Targeted tech funding vital

19/09/2017 - 14:21

OPINION: While the dollar amounts are small, the recent state budget contained some positive news for startups and the tech sector.

Targeted tech funding vital
The games market represents a huge opportunity, Photo: Stockphoto

Much of the reporting on the first McGowan government budget has centred on payroll tax hikes and the new gold levy, but there is a lot of other stuff in there that bears examination.

Among the nuggets in the 2017-18 budget is a $16.7 million commitment to ‘new technology startups and video games’. Considering the scale of investments in the rest of the budget, this is small beer. Diversifying the economy is clearly still not a priority for our politicians yet. But it’s a start – at least there’s something there.

So here are the initiatives relevant to the tech sector contained in the budget.

New industries fund

The relevant section from Treasurer Ben Wyatt’s speech says: ‘To support new and emerging businesses in the high-tech sector we have allocated $16.7 million to establish a New Industries Fund, including $4.5 million to drive innovation in the regions.’

This fund has $6.7 million in funding this year, dropping to $3.5 million in the next two budgets, and $3 million after that. The pre-election statement from the government provided few details. It appears the fund will provide investment for startups and game development, and there’s also a wish list of initiatives such as ‘connecting Western Australian startups with Asian investors’.

A cynical person would assume that this money is going to head to the usual places. Various government cronies and service providers will get their snouts in the trough, while some funding will eventually arrive to assist founders, but with the usual strings attached to make it more hassle than it is worth. The net effect will be less than impressive.

A less cynical person would hope that the government gets in touch with the people on the ground, such as StartupWA, which has recently reorganised to better serve the community. It could steer investment to the places where it is needed.

There has been a strong sentiment in the community that what’s needed is a philanthropic investment fund. Hand out $50,000 in funding to anyone starting a new business. No strings attached, but as a loan, repayable later using the HECS model.

Just $1 million could fund 20 new founders. While nine out 10 startups fail, that means two businesses (out of those 20) would succeed for that $1 million investment. The economic benefits of two successful WA-based startups would be significant, much greater than the costs of administering a $1m fund. Scale it up and the benefits increase while the costs don’t.

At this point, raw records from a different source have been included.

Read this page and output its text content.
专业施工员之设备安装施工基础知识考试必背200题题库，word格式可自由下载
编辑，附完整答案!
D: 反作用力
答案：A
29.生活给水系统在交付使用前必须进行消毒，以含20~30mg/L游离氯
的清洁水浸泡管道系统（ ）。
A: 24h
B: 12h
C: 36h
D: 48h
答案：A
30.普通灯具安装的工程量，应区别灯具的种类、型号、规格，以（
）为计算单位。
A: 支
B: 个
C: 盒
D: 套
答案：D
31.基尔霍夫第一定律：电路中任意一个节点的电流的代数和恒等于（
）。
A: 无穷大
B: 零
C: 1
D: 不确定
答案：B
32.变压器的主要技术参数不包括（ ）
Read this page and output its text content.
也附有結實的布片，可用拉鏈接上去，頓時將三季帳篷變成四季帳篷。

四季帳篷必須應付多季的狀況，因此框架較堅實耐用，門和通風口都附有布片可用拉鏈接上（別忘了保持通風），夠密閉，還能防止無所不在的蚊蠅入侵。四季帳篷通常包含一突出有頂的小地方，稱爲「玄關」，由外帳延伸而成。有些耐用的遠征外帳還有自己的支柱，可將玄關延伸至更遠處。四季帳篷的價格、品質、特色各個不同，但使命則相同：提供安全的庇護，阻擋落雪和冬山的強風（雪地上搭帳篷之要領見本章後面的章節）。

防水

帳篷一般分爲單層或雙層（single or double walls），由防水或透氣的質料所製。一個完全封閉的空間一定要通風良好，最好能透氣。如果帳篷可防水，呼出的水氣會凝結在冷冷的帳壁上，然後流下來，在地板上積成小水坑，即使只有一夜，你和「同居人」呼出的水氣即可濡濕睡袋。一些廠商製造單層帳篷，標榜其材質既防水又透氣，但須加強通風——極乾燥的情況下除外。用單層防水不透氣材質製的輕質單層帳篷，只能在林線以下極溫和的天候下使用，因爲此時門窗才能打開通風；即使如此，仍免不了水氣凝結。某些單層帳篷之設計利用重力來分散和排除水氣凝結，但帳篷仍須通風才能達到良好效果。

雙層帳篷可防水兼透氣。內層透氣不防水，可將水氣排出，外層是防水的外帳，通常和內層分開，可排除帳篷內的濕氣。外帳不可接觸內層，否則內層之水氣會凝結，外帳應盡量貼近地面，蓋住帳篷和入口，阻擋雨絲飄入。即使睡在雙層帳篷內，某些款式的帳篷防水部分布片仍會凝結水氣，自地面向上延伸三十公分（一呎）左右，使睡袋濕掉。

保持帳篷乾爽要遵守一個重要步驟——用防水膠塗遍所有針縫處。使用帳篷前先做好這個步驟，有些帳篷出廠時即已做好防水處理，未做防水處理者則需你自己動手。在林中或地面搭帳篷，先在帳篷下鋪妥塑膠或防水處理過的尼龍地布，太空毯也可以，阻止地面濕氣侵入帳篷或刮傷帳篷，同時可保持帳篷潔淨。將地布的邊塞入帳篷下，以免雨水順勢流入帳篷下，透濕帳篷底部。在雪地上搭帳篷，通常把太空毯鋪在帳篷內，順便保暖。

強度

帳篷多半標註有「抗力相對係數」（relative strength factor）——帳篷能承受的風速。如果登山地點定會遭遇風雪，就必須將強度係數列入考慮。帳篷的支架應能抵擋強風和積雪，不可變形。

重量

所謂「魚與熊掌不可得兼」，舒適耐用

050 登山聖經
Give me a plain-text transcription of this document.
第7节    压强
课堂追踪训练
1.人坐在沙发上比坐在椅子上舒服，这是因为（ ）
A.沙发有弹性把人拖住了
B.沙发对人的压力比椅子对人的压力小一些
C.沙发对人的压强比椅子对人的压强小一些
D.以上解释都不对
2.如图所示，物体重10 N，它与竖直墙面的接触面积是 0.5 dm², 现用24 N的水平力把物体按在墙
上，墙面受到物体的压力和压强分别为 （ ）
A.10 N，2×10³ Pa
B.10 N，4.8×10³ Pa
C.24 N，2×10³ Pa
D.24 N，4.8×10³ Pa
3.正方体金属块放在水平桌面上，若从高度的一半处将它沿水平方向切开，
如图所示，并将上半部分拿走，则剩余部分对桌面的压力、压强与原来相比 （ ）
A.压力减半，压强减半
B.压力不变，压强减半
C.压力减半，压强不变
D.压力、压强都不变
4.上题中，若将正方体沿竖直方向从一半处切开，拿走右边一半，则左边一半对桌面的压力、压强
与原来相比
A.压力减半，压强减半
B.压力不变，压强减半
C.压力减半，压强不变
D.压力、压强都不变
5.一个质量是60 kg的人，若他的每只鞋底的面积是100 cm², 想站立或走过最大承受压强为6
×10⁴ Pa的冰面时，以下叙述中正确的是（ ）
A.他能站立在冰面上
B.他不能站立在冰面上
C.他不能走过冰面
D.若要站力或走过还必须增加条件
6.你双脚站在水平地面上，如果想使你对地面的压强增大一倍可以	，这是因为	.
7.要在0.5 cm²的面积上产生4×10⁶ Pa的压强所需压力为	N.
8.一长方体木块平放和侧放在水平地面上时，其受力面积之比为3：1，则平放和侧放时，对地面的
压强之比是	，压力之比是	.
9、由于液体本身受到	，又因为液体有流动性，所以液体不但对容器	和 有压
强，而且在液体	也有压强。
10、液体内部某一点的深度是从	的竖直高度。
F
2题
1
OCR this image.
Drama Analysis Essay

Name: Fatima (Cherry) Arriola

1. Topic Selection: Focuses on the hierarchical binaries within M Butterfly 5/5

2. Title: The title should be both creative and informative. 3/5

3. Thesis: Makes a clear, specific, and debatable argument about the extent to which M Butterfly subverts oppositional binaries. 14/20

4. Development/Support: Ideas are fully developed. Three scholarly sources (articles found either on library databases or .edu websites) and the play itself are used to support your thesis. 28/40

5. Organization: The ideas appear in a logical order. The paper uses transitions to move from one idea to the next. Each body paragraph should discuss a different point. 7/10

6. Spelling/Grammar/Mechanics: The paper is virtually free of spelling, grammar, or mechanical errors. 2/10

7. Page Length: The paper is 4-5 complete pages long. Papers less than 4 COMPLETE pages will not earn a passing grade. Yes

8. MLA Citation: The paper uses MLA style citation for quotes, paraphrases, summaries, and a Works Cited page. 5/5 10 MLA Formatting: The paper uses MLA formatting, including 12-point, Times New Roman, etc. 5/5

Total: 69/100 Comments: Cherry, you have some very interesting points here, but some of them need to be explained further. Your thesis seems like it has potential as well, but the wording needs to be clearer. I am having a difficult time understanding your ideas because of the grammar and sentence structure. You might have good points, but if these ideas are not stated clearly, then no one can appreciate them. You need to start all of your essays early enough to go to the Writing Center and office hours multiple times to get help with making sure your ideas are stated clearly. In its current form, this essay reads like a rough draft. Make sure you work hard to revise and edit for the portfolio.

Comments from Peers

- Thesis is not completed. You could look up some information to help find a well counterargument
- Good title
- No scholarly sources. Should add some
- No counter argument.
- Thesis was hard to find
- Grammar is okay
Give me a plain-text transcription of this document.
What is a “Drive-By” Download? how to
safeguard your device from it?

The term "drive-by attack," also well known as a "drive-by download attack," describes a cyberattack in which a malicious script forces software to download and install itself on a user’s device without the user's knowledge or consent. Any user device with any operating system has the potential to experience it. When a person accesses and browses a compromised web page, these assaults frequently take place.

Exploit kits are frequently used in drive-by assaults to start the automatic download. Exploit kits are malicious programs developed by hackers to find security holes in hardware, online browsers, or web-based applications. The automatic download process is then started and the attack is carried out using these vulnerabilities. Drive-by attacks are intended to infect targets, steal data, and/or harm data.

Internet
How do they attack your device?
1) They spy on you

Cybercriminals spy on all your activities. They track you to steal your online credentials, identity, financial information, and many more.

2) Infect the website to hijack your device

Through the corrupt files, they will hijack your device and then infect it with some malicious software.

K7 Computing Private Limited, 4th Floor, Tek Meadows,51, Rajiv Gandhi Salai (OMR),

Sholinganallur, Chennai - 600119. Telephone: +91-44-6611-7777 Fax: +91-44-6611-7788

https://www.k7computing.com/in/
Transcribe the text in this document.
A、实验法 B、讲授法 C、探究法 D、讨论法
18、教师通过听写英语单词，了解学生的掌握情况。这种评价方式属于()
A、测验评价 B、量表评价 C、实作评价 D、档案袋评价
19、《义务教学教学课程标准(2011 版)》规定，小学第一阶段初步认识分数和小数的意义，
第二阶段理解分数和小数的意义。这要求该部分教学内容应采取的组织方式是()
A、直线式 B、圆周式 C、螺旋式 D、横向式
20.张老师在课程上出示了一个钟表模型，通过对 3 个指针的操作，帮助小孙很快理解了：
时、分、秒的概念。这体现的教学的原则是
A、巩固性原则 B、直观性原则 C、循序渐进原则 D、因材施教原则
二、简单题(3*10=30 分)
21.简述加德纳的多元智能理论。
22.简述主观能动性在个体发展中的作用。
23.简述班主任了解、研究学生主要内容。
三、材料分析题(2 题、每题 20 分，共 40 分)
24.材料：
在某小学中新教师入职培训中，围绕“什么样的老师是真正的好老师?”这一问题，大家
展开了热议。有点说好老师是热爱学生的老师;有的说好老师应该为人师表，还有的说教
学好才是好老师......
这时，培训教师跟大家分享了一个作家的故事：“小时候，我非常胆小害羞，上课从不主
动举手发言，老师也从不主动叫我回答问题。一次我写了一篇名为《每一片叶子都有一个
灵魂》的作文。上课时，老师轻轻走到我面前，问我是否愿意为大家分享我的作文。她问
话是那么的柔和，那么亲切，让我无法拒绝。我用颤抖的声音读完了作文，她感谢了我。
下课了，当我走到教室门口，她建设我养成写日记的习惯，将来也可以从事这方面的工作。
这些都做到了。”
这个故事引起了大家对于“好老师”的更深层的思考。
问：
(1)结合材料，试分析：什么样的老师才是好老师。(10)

The budget’s funding for regions is interesting. On the one hand, creating tech jobs in the regions is great because there’s no reason those jobs need to be in the city. On the other, startups benefit from community and network effects of being in one place. Concentrating the startups in one place builds better, larger, communities. Spreading them all over the state may not be beneficial. Time will tell.

Government procurement assistance

I’m in the minority on this one, because I’m a sceptic about government procuring from startups. I’ve written about it before.

To do this, the government will need to change its organisational culture to take more risk. Changing organisational culture is notoriously difficult. There are also no natural incentives to change. However, if it can manage to make it work, that’s great.

Having the WA government as a ready-made market for local B2B startups would be fantastic. Let’s hope it can.

Video games development

The video games market is a strange one. There’s huge demand and lots of people supplying that demand. The products have a short life cycle, often only selling for a year or two.

And while the intellectual investment is huge for each product, there’s no way of testing demand for a particular game before developing it. The risks are huge, but a successful game can return huge rewards.

Often, games companies will develop 50 games to get one success, so the speed of development and rapid iteration on game ideas is crucial. It’s necessary to have a pool of experienced game developers available to do this. The skills required for developing video games are different from other development tasks, so training new developers in these arcane skills for each game is not an efficient business practice.

This means it is difficult for the games community to bootstrap itself into success. Financial support is needed while game developers are trained.

Therefore, government help for the industry is necessary. The payback is similar as for startups. Relatively little funding, done on a philanthropic basis, can produce outsize effects.


It is hard to predict how the government’s new funding plans will work, as there is little information or detail to go on. Government funding in this area has been wasted in the past, such as useless and unwanted ‘information portal’ projects that benefit no-one.

The real question is whether the government will listen to the community before allocating funding. There are lots of great, useful, ideas in the community about what to do with government money. We have been thinking about it for a few years now.